Here below I wrote that I consider games as an hybrid media and that the learning experience should be the discovery of oneself.

Now I’m reading an article from Will Wright that mirrors many of these fundamental points:

Dream machines

Games cultivate – and exploit – possibility space better than any other medium. In linear storytelling, we can only imagine the possibility space that surrounds the narrative: What if Luke had joined the Dark Side? What if Neo isn’t the One? In interactive media, we can explore it.

Like the toys of our youth, modern videogames rely on the player’s active involvement. We’re invited to create and interact with elaborately simulated worlds, characters, and story lines. Games aren’t just fantasy worlds to explore; they actually amplify our powers of imagination.

The same transformation is happening in games. Early computer games were little toy worlds with primitive graphics and simple problems. It was up to the player’s imagination to turn the tiny blobs on the screen into, say, people or tanks. As computer graphics advanced, game designers showed some Hollywood envy: They added elaborate cutscenes, epic plots, and, of course, increasingly detailed graphics. They bought into the idea that world building and storytelling are best left to professionals, and they pushed out the player.
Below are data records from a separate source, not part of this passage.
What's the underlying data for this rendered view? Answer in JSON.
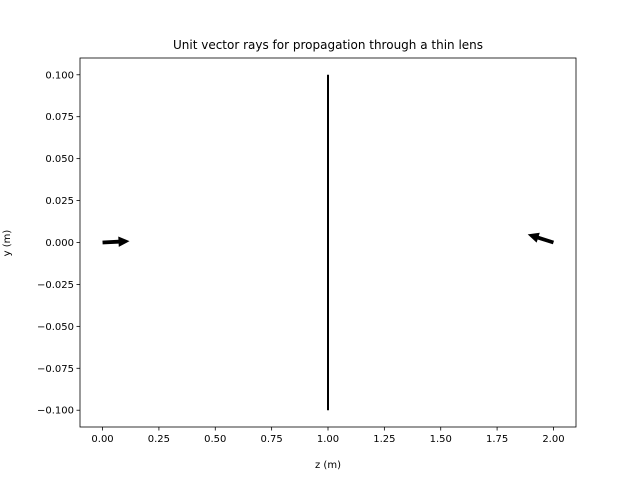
{
  "chart_data": {
    "type": "quiver",
    "title": "Unit vector rays for propagation through a thin lens",
    "xlabel": "z (m)",
    "ylabel": "y (m)",
    "xlim": [
      -0.1,
      2.1
    ],
    "ylim": [
      -0.11,
      0.11
    ],
    "xticks": [
      "0.00",
      "0.25",
      "0.50",
      "0.75",
      "1.00",
      "1.25",
      "1.50",
      "1.75",
      "2.00"
    ],
    "yticks": [
      "0.100",
      "0.075",
      "0.050",
      "0.025",
      "0.000",
      "−0.025",
      "−0.050",
      "−0.075",
      "−0.100"
    ],
    "lens": {
      "z": 1.0,
      "y_min": -0.1,
      "y_max": 0.1
    },
    "vectors": [
      {
        "z": 0.0,
        "y": 0.0,
        "dz": 1.0,
        "dy": 0.05
      },
      {
        "z": 2.0,
        "y": 0.0,
        "dz": -0.95,
        "dy": 0.3
      }
    ],
    "grid": false,
    "legend": "none"
  }
}
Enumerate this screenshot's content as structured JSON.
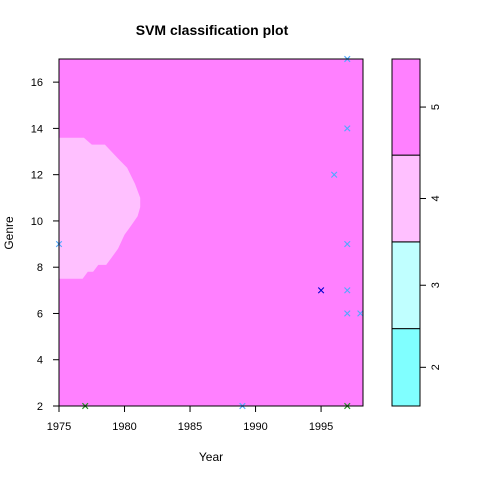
{
  "chart_data": {
    "type": "heatmap",
    "title": "SVM classification plot",
    "xlabel": "Year",
    "ylabel": "Genre",
    "xlim": [
      1975,
      1998.2
    ],
    "ylim": [
      2,
      17
    ],
    "x_ticks": [
      1975,
      1980,
      1985,
      1990,
      1995
    ],
    "y_ticks": [
      2,
      4,
      6,
      8,
      10,
      12,
      14,
      16
    ],
    "grid": false,
    "background_class": 5,
    "regions": [
      {
        "class": 4,
        "polygon": [
          [
            1975,
            7.5
          ],
          [
            1976.8,
            7.5
          ],
          [
            1977.2,
            7.8
          ],
          [
            1977.6,
            7.8
          ],
          [
            1978.0,
            8.1
          ],
          [
            1978.6,
            8.1
          ],
          [
            1979.0,
            8.4
          ],
          [
            1979.5,
            8.8
          ],
          [
            1980.0,
            9.4
          ],
          [
            1980.5,
            9.8
          ],
          [
            1981.0,
            10.2
          ],
          [
            1981.2,
            10.6
          ],
          [
            1981.2,
            11.0
          ],
          [
            1980.8,
            11.6
          ],
          [
            1980.2,
            12.3
          ],
          [
            1979.5,
            12.7
          ],
          [
            1979.0,
            13.0
          ],
          [
            1978.5,
            13.3
          ],
          [
            1977.5,
            13.3
          ],
          [
            1976.9,
            13.6
          ],
          [
            1975,
            13.6
          ]
        ]
      }
    ],
    "support_vectors": [
      {
        "x": 1997,
        "y": 17,
        "class": 3
      },
      {
        "x": 1997,
        "y": 14,
        "class": 3
      },
      {
        "x": 1996,
        "y": 12,
        "class": 3
      },
      {
        "x": 1997,
        "y": 9,
        "class": 3
      },
      {
        "x": 1975,
        "y": 9,
        "class": 3
      },
      {
        "x": 1997,
        "y": 7,
        "class": 3
      },
      {
        "x": 1997,
        "y": 6,
        "class": 3
      },
      {
        "x": 1998,
        "y": 6,
        "class": 3
      },
      {
        "x": 1995,
        "y": 7,
        "class": 2
      },
      {
        "x": 1977,
        "y": 2,
        "class": 4
      },
      {
        "x": 1989,
        "y": 2,
        "class": 3
      },
      {
        "x": 1997,
        "y": 2,
        "class": 4
      }
    ],
    "legend": {
      "placement": "right",
      "classes": [
        {
          "label": "2",
          "color": "#80FFFF"
        },
        {
          "label": "3",
          "color": "#C0FFFF"
        },
        {
          "label": "4",
          "color": "#FFC0FF"
        },
        {
          "label": "5",
          "color": "#FF80FF"
        }
      ],
      "fractions": [
        0.223,
        0.25,
        0.25,
        0.277
      ]
    },
    "point_colors": {
      "2": "#0000CD",
      "3": "#4FA8FF",
      "4": "#228B22"
    },
    "marker": "x"
  }
}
But in their rapture over computer processing, games designers forgot that there’s a second processor at work: the player’s imagination.
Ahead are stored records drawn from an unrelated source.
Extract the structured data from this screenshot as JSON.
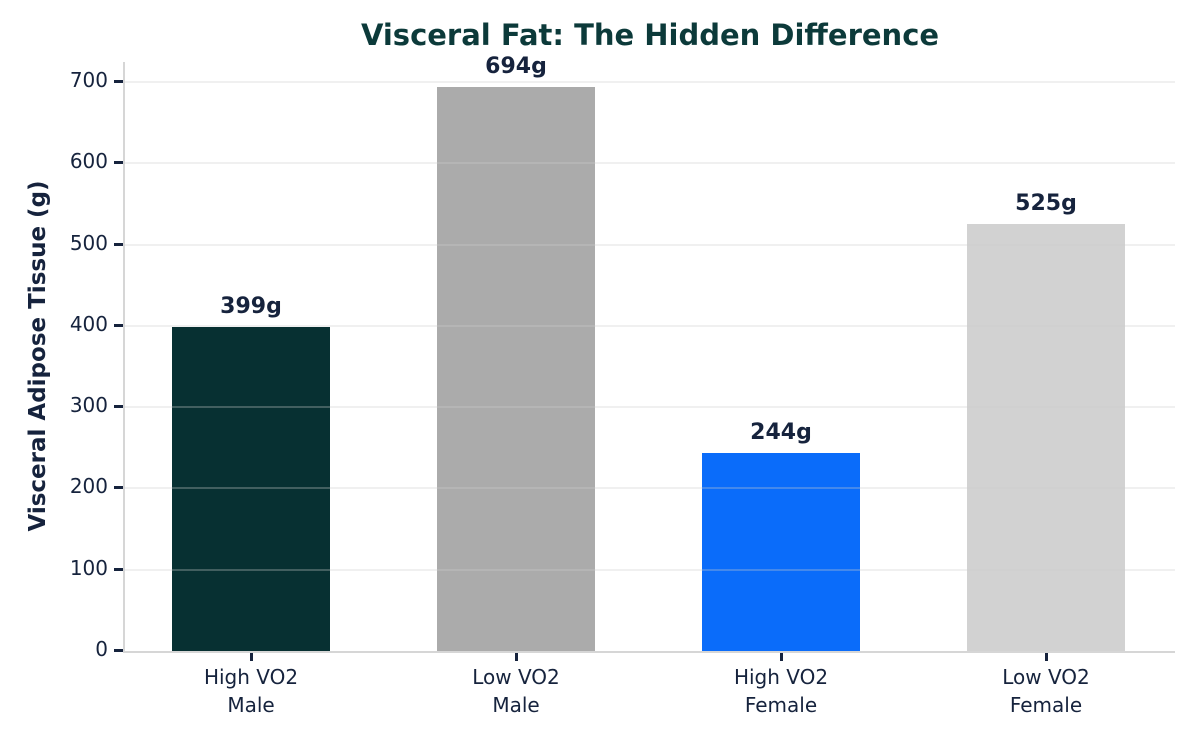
{
  "chart_data": {
    "type": "bar",
    "title": "Visceral Fat: The Hidden Difference",
    "xlabel": "",
    "ylabel": "Visceral Adipose Tissue (g)",
    "categories": [
      "High VO2\nMale",
      "Low VO2\nMale",
      "High VO2\nFemale",
      "Low VO2\nFemale"
    ],
    "values": [
      399,
      694,
      244,
      525
    ],
    "bar_labels": [
      "399g",
      "694g",
      "244g",
      "525g"
    ],
    "bar_colors": [
      "#073032",
      "#ababab",
      "#0a6cfa",
      "#d2d2d2"
    ],
    "yticks": [
      0,
      100,
      200,
      300,
      400,
      500,
      600,
      700
    ],
    "ylim": [
      0,
      727
    ],
    "grid": true,
    "legend": null
  },
  "colors": {
    "background": "#ffffff",
    "title": "#0c3a3a",
    "text": "#16233d",
    "gridline_rgba": "rgba(204,204,204,0.3)",
    "spine": "#d6d6d6",
    "tick_mark": "#16233d"
  }
}
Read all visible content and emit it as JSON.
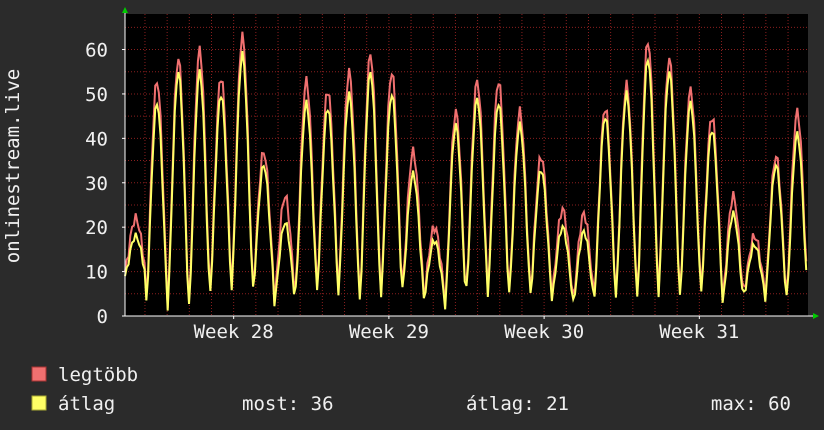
{
  "chart_data": {
    "type": "line",
    "ylabel": "onlinestream.live",
    "xlabel": "",
    "ylim": [
      0,
      68
    ],
    "yticks": [
      0,
      10,
      20,
      30,
      40,
      50,
      60
    ],
    "x_week_range": [
      27.3,
      31.7
    ],
    "xticks": [
      {
        "label": "Week 28",
        "x": 28
      },
      {
        "label": "Week 29",
        "x": 29
      },
      {
        "label": "Week 30",
        "x": 30
      },
      {
        "label": "Week 31",
        "x": 31
      }
    ],
    "daily_peaks": {
      "max": [
        22,
        53,
        58,
        60,
        54,
        63,
        37,
        27,
        53,
        51,
        55,
        59,
        55,
        37,
        20,
        46,
        53,
        53,
        46,
        36,
        24,
        23,
        47,
        52,
        62,
        58,
        51,
        45,
        27,
        18,
        36,
        46
      ],
      "avg": [
        18,
        48,
        55,
        55,
        50,
        59,
        34,
        21,
        48,
        47,
        50,
        55,
        50,
        32,
        17,
        43,
        49,
        48,
        43,
        33,
        20,
        19,
        45,
        50,
        58,
        55,
        48,
        42,
        23,
        16,
        34,
        41
      ],
      "min": [
        9,
        3,
        2,
        2,
        6,
        6,
        6,
        3,
        6,
        6,
        5,
        3,
        5,
        6,
        4,
        2,
        6,
        5,
        5,
        5,
        4,
        3,
        5,
        4,
        4,
        5,
        4,
        6,
        3,
        5,
        4,
        4
      ]
    },
    "grid": true,
    "series": [
      {
        "name": "legtöbb",
        "color": "#f07070"
      },
      {
        "name": "átlag",
        "color": "#ffff66"
      }
    ]
  },
  "legend": {
    "max_label": "legtöbb",
    "avg_label": "átlag",
    "now": "most: 36",
    "average": "átlag: 21",
    "maximum": "max: 60"
  },
  "colors": {
    "background": "#2b2b2b",
    "plot_bg": "#000000",
    "grid": "#8a1f1f",
    "axis": "#ffffff",
    "max_line": "#f07070",
    "avg_line": "#ffff66",
    "arrow": "#00cc00"
  }
}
Games have the potential to subsume almost all other forms of entertainment media. They can tell us stories, offer us music, give us challenges, allow us to communicate and interact with others, encourage us to make things, connect us to new communities, and let us play. Unlike most other forms of media, games are inherently malleable.

Games are evolving to entertain, educate, and engage us individually. These personalized games will reflect who we are and what we enjoy. They will allow us to express ourselves, meet others, and create things that we can only dimly imagine. And more than ever, games will be a visible, external amplification of the human imagination.

Which means: a personal form of expression.

The goals in a game shapeshift from functional (and objective) to metaphorical (and subjective). Symbolic. It isn’t anymore a custom path from A to B. But it’s instead a “slice of world” that you can then model as you want. Following your “imagination” as the displacement that exists between the world of forms and the world of ideas. Games become not just “lessons” to figure out, not just “packaged experiences” but a form of discovery and expression of individuality.

We sublimate to the world of the ideas, toward the culture, its myths and what we absorb from those. Our personal elaboration and interiorization. Our symbols, our sensibility, our presence. A form of communication.

This is an essential evolution.

From my point of view the “roleplay” isn’t one of the patterns available in a game. But the only one complete. The one more powerful and effective. The one that “reaches” more. That communicates better and without “language” barriers. Universal.

Now an entire generation has grown up with a different set of games than any before it – and it plays these games in different ways. Just watch a kid with a new videogame. The last thing they do is read the manual. Instead, they pick up the controller and start mashing buttons to see what happens. This isn’t a random process; it’s the essence of the scientific method. Through trial and error, players build a model of the underlying game based on empirical evidence collected through play. As the players refine this model, they begin to master the game world. It’s a rapid cycle of hypothesis, experiment, and analysis.

I believe this process works at best when it happens through the immersivity. Where we remove the filters and let express the player the way he like, in that particular context that was offered.

The immersion in an environment. Free to our interpretation and individual perception of it (and ourselves within it).

I see mmorpgs as the best way to explore these possibilities.